By Lina Sorg
According to the National Hurricane Center, storm surge poses the most severe threat to property and life in coastal towns and communities during a hurricane. It manifests as an abnormal, rapid rise of water forced towards shore by strong cyclonic winds and causes extreme flooding—and thus tremendous damage—in coastal areas. Many of the deaths that occur when a hurricane makes landfall are either a direct or indirect consequence of storm surge. When storm surge occurs during normal high tide, the resulting “storm tide” can easily exceed 20 feet and relentlessly erode beaches, batter and flood coastal structures, and damage marinas and estuaries.

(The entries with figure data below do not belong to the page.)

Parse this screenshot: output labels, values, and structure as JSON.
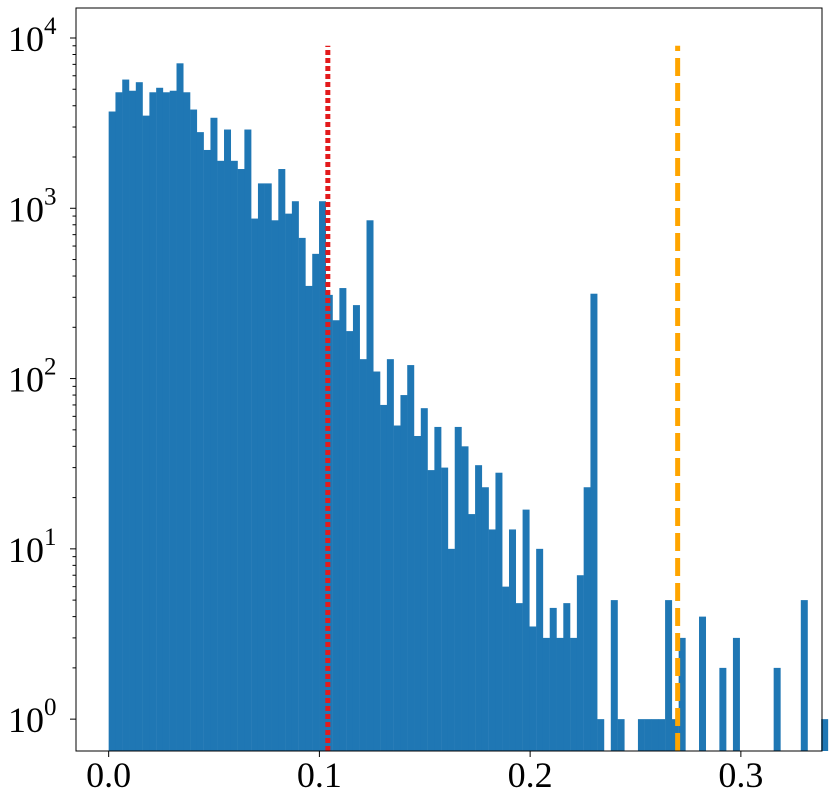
{
  "chart_data": {
    "type": "bar",
    "title": "",
    "xlabel": "",
    "ylabel": "",
    "yscale": "log",
    "ylim": [
      0.65,
      15000
    ],
    "xlim": [
      -0.0155,
      0.3385
    ],
    "grid": false,
    "bar_color": "#1f77b4",
    "bin_width": 0.00322,
    "x_ticks": [
      0.0,
      0.1,
      0.2,
      0.3
    ],
    "x_tick_labels": [
      "0.0",
      "0.1",
      "0.2",
      "0.3"
    ],
    "y_ticks": [
      1,
      10,
      100,
      1000,
      10000
    ],
    "y_tick_labels": [
      {
        "base": "10",
        "exp": "0"
      },
      {
        "base": "10",
        "exp": "1"
      },
      {
        "base": "10",
        "exp": "2"
      },
      {
        "base": "10",
        "exp": "3"
      },
      {
        "base": "10",
        "exp": "4"
      }
    ],
    "counts": [
      3700,
      4800,
      5700,
      4900,
      5500,
      3500,
      4800,
      5100,
      4800,
      4900,
      7100,
      4800,
      3800,
      2800,
      2200,
      3400,
      1900,
      2900,
      1900,
      1700,
      2900,
      870,
      1400,
      1400,
      850,
      1700,
      930,
      1100,
      670,
      350,
      540,
      1100,
      310,
      220,
      340,
      190,
      270,
      130,
      850,
      110,
      70,
      130,
      53,
      80,
      120,
      46,
      67,
      29,
      52,
      30,
      10,
      52,
      40,
      16,
      31,
      23,
      13,
      28,
      6,
      13,
      4.8,
      17,
      3.5,
      10,
      3,
      4.5,
      3,
      4.8,
      3,
      7,
      23,
      315,
      1,
      0,
      5,
      1,
      0,
      0,
      1,
      1,
      1,
      1,
      5,
      1,
      3,
      0,
      0,
      4,
      0,
      0,
      2,
      0,
      3,
      0,
      0,
      0,
      0,
      0,
      2,
      0,
      0,
      0,
      5,
      0,
      0,
      1,
      0,
      0,
      0,
      0
    ],
    "vlines": [
      {
        "x": 0.104,
        "color": "#e31a1c",
        "style": "dotted",
        "top": 9000
      },
      {
        "x": 0.27,
        "color": "#ffa500",
        "style": "dashed",
        "top": 9000
      }
    ]
  }
}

Storm surge is a complex phenomenon, and its severity is dependent on factors including storm intensity, speed, size, central pressure, and angle of landfall, as well as shape of coastal land features. The width and slope of an affected shoreline’s continental shelf is also influential; a shallow slope (like the Louisiana coast) results in a higher surge, while a steep drop-off (like Miami Beach) limits surge height. As a result, accurate estimation of storm surge levels in coastal areas could better prepare communities for hurricanes and limit loss of life, ecological destruction, and socio-economic damage. During the 2018 SIAM Conference on Mathematics of Planet Earth, currently taking place in Philadelphia, Pa., Whitney Huang of the Statistical and Applied Mathematical Sciences Institute addressed the challenges of hurricane modeling and used computer simulation to predict consequential storm surge.

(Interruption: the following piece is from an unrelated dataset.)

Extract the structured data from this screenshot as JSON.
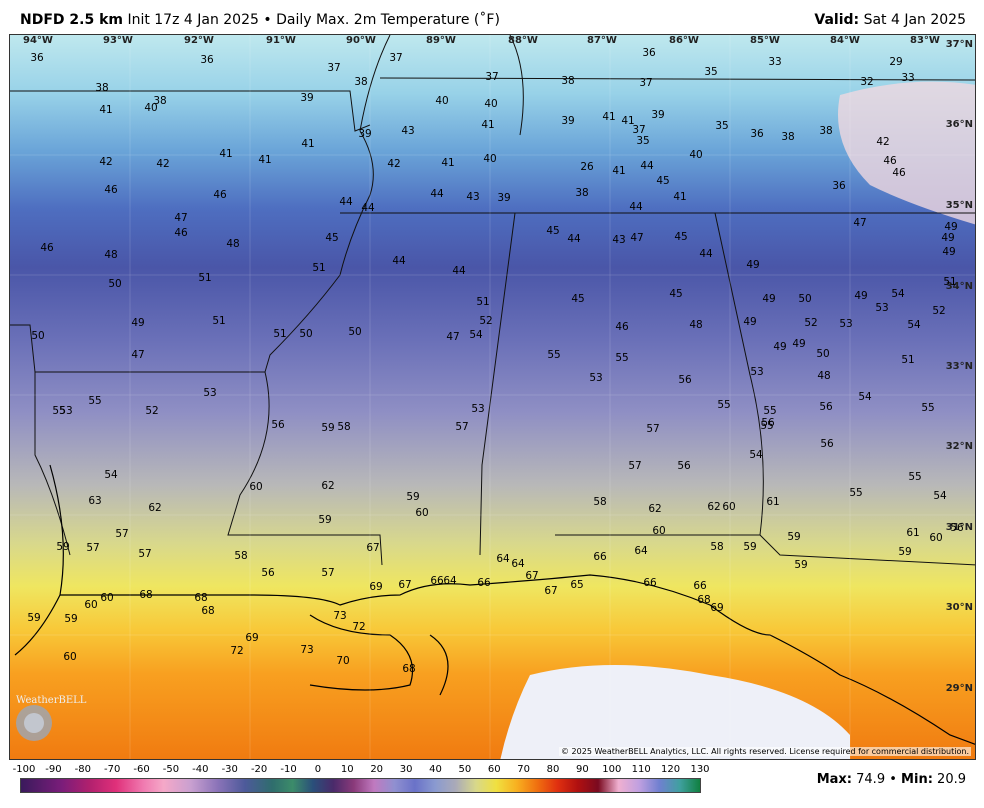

“As a statistician, the first logical thing to think about is observations of storm surge,” Huang said. However, the lack of available hurricane data makes observation-based approaches unfeasible. For example, tide gauges—devices that measure vertical change in sea level—provide beneficial estimates of storm severity, but only six gauge stations are present on the entire North Carolina coastline. Furthermore, hurricanes—as so-called “extreme events”—occur fairly infrequently. While their irregularity is of course beneficial to coastal populations, it does result in a dearth of relevant data.
In lieu of observational models, Huang uses computer-based modeling to study hurricane motion. “We simply don’t have enough observations to estimate storm surge,” he said. “So we put physical knowledge into a computer model to simulate storm surge for a given hurricane.” The primary driving force of rising water is a low-pressure system, and a planetary-boundary model depicts this nicely. Computational models must also account for wind and pressure fields, water levels, and waves/radiation stress.
Huang then delved further into the model’s components. “To create wind and pressure fields for input for the whole model, we need to somehow parametrize the low pressure system,” he said. He identifies key inputs and distinguishes variables for pressure, wind speed, and the distance of a storm’s trajectory from the coastal point of interest. This distance is perhaps the single most important factor, as it determines the severity of impact. Huang uses the input distribution to create a synthetic hurricane and prepare the computer simulation.
Unfortunately, the high spatial resolution necessary to capture local topography makes the resulting simulation particularly time-consuming. “Running this kind of simulation for a single hurricane can take a lot of computing time,” Huang said. “You can’t run it many, many times.” The limited number of feasible trials eliminates the possibility of a Monte Carlo approach and means that one must diligently choose input configurations and sample points that maximize extraction of the input/output relationship. “You really need to choose the input configurations and the synthetic hurricane wisely to learn as much as possible about extreme storm surge,” Huang said. The computational expense of a single model run also means that uncertainty quantification is not straightforward, resulting in input uncertainty, structural uncertainty, and uncertainty in the input-output relationship.
“Borrowing” information to improve input modeling offers a solution. Huang borrows strength across time and space to exploit the large-scale spatial structure of storm characteristics and explore their temporal dependence. He applies the stochastic-deterministic track method to enlarge the sample size and simulate a large number of synthetic storms, and uses a high-resolution fast hurricane model for dynamical downscaling; overall, the combination of these methods yields more complete data. Finally, Huang conducts tail modeling to estimate the \(r\)-year return level.
Ultimately, Huang combines physical and statistical modeling in the context of storm surge risk to simulate hurricanes’ projected impact on coastal areas. While input uncertainty—such as landfall location and the specific characteristics of a given storm—remains the biggest challenge, statisticians are well-trained to choose inputs widely, borrow information to improve input modeling, choose inputs wisely, sensibly quantify uncertainty, and estimate the output’s upper tail. A practical approach to hurricane modeling and an improved understanding of storm surge will ultimately help coastal communities better prepare for natural disasters.